ご家庭では対応しきれないケガや腫瘤(できもの)
浅い表皮だけの切り傷であれば、出血があっても通常しばらく圧迫することで血が止まり、縫合の必要はありません。しかし屋外でのけがや汚れたものでの切り傷は、化膿する危険性がありますので、生理食塩水や水道水でよく洗浄し抗菌薬入りの軟膏を塗布します。動物の咬み傷など汚染創の場合は、加えて抗菌薬を内服します。皮膚の土台となる真皮(しんぴ)成分が完全に切り離れている切り傷は、大きく傷口が開き、皮下脂肪(黄色)や筋肉(赤色)、骨(白色)が見えてしまうこともあります。この場合は、放置しておくと出血が続いたり傷が開いた状態が長く続き、日常生活に支障がでてきます。

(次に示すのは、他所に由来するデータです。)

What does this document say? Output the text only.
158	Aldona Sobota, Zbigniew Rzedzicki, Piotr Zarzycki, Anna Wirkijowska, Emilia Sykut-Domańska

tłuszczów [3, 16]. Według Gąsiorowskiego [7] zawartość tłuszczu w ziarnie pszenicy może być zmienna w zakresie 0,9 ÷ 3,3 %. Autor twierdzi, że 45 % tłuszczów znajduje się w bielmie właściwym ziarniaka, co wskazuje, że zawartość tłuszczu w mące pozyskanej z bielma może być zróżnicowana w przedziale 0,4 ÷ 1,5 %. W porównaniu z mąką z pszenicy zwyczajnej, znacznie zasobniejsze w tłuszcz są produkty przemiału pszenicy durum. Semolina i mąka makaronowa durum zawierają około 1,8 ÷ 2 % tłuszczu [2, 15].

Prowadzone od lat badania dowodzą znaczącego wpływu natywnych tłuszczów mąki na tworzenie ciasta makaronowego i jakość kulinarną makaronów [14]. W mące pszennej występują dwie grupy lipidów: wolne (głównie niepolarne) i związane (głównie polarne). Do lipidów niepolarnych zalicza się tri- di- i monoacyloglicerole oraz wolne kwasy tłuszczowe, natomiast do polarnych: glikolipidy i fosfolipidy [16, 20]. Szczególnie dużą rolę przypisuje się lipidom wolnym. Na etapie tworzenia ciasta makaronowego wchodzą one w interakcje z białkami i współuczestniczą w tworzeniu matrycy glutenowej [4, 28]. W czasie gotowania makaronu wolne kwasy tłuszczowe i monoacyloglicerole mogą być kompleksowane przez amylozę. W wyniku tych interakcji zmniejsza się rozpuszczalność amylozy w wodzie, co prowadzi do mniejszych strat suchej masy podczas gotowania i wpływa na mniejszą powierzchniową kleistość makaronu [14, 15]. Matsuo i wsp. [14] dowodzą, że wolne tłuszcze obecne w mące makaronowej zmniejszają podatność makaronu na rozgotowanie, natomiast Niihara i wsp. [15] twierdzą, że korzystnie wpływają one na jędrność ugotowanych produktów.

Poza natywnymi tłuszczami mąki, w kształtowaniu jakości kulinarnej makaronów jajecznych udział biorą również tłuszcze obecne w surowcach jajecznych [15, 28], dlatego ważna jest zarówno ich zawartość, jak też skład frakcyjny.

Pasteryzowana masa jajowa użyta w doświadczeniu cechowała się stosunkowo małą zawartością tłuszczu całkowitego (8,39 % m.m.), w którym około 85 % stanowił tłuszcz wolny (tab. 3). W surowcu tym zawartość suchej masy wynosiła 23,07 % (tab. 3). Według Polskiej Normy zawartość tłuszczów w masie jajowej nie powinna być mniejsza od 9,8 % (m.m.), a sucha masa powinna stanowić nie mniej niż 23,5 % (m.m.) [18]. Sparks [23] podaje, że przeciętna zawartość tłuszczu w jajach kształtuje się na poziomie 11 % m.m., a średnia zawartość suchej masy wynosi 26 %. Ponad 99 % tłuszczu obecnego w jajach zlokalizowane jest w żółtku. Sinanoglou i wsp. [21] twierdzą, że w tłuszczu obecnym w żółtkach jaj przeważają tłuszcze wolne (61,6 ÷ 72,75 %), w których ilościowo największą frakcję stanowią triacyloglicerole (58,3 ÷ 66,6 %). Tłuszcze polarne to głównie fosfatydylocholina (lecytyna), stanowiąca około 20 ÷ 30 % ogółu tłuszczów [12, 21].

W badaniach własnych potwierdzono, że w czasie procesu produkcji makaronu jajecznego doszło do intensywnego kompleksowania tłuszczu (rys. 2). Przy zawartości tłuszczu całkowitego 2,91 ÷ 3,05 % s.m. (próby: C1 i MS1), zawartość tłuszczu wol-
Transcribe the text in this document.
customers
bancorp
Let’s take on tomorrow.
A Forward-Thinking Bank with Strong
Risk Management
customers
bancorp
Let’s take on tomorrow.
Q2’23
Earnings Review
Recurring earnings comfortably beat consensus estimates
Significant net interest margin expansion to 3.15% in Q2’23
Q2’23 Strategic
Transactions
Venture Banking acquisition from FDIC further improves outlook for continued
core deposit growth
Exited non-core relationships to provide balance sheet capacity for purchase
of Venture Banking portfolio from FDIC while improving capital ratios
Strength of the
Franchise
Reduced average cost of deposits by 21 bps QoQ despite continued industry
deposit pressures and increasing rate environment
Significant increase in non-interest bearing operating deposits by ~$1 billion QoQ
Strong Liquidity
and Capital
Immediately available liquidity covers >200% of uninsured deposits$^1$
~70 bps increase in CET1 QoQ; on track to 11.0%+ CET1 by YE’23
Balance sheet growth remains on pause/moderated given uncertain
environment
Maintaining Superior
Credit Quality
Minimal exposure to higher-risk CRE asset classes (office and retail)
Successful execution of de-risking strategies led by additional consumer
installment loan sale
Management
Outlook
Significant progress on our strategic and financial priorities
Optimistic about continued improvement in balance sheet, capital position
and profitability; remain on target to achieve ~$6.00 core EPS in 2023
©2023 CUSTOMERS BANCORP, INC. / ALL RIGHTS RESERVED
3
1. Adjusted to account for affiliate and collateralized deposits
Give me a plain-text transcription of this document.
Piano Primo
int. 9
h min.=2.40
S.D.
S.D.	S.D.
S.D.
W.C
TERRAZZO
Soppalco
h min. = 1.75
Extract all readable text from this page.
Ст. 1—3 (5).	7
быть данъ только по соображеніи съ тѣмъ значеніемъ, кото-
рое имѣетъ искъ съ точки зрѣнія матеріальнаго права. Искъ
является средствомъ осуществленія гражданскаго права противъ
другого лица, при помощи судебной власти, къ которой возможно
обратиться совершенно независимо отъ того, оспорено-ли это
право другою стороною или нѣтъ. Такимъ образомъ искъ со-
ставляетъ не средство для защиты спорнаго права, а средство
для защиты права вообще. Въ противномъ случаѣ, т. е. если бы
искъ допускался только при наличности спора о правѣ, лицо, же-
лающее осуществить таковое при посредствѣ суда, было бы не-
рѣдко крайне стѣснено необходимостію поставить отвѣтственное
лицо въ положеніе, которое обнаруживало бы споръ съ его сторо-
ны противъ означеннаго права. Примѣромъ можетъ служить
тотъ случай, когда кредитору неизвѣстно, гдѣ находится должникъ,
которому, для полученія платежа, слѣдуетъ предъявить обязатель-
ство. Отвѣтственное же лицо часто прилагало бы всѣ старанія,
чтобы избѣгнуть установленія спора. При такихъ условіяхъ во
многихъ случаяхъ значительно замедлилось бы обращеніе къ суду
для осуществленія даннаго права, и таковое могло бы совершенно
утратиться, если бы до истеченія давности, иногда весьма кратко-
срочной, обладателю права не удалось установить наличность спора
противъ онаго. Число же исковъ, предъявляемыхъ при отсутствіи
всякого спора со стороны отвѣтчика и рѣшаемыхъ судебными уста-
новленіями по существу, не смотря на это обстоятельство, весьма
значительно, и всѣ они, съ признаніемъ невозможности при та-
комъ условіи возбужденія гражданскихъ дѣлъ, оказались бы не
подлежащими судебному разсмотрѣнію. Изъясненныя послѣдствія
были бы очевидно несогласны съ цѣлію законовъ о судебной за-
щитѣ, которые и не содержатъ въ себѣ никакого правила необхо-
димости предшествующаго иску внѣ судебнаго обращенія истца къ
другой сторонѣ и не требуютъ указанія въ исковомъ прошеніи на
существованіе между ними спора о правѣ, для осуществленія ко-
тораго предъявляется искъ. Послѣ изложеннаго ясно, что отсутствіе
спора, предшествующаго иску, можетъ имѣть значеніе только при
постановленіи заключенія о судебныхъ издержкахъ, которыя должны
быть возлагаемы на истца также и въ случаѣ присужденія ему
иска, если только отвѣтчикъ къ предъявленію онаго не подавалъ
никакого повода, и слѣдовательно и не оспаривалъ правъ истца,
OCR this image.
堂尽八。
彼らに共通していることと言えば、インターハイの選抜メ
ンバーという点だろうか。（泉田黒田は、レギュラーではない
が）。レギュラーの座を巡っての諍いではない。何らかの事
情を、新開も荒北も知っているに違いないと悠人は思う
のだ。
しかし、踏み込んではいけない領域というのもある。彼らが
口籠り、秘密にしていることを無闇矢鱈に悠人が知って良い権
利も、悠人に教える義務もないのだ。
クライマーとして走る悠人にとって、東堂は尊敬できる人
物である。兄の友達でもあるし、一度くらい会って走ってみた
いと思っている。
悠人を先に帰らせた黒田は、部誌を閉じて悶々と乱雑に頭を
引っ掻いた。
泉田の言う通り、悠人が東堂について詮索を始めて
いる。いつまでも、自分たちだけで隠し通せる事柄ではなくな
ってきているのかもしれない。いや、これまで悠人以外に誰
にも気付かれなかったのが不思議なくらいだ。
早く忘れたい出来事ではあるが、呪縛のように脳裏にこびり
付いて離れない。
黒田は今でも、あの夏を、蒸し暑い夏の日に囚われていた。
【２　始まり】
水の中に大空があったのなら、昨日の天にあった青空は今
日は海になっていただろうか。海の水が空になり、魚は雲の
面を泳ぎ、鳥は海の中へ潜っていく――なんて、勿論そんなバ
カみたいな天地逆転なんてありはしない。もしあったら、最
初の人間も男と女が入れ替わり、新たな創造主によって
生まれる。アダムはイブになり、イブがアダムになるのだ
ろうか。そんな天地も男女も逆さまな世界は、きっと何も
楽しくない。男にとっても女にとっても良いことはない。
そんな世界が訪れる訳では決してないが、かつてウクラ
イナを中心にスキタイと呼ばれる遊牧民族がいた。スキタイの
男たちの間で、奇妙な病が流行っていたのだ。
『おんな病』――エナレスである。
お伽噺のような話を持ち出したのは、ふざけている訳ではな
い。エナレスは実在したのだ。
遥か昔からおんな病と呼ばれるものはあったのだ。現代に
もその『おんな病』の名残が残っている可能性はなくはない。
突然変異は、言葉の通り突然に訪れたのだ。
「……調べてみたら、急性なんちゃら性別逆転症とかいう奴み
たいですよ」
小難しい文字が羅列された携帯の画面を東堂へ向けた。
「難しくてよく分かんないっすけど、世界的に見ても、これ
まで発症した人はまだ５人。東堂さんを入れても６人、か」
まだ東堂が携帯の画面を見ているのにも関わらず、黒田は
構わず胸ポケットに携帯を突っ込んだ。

損傷した組織を適切に縫合することが望ましいです。
すり傷は、まず傷口の砂や泥などを水道水で洗い流し、きれいにすることが大切です。治療では、まず砂利やアスファルトなどの異物が埋まり込んでいないかを確認します。これらは膿みや青黒い傷跡(外傷性刺青といいます)の原因になるので可能な限り取り除きます。傷口の大きさや深さにより、創傷被覆材や軟膏療法を使い分けます。
打ち身(打撲)など強い力が加わることで生じる深い傷で、交通事故や転倒、スポーツ競技などで多くみられます。通常出血もみられます。治療では、傷口の洗浄と併せて砂利などの異物を可能な限り取り除き、場合によっては挫滅した縁の皮膚を切除します。その後できるだけきれいに縫合します。軟膏療法や創傷被覆材を用いることもあります。皮膚が大きく欠損している場合は、手術療法や局所陰圧閉鎖療法が必要になることもあります。
熱傷は、皮膚に高温の液体や固体が一定時間以上接することで生じるもので、火炎や爆発などでも生じる場合もあります。また、比較的低い温度(44~60度)で生じる低温熱傷もあります。他、薬品(酸、アルカリ溶液など)による化学熱傷や電流(家庭電源、落雷など)による電撃傷などもあります。
やけどをしたら、流水で15~30分程度しっかり冷却することが大切です。水疱(水ぶくれ)がある場合は、できるだけ破らないようにしましょう。水ぶくれがある場合や痛みが強い場合には早めの受診をお勧めします。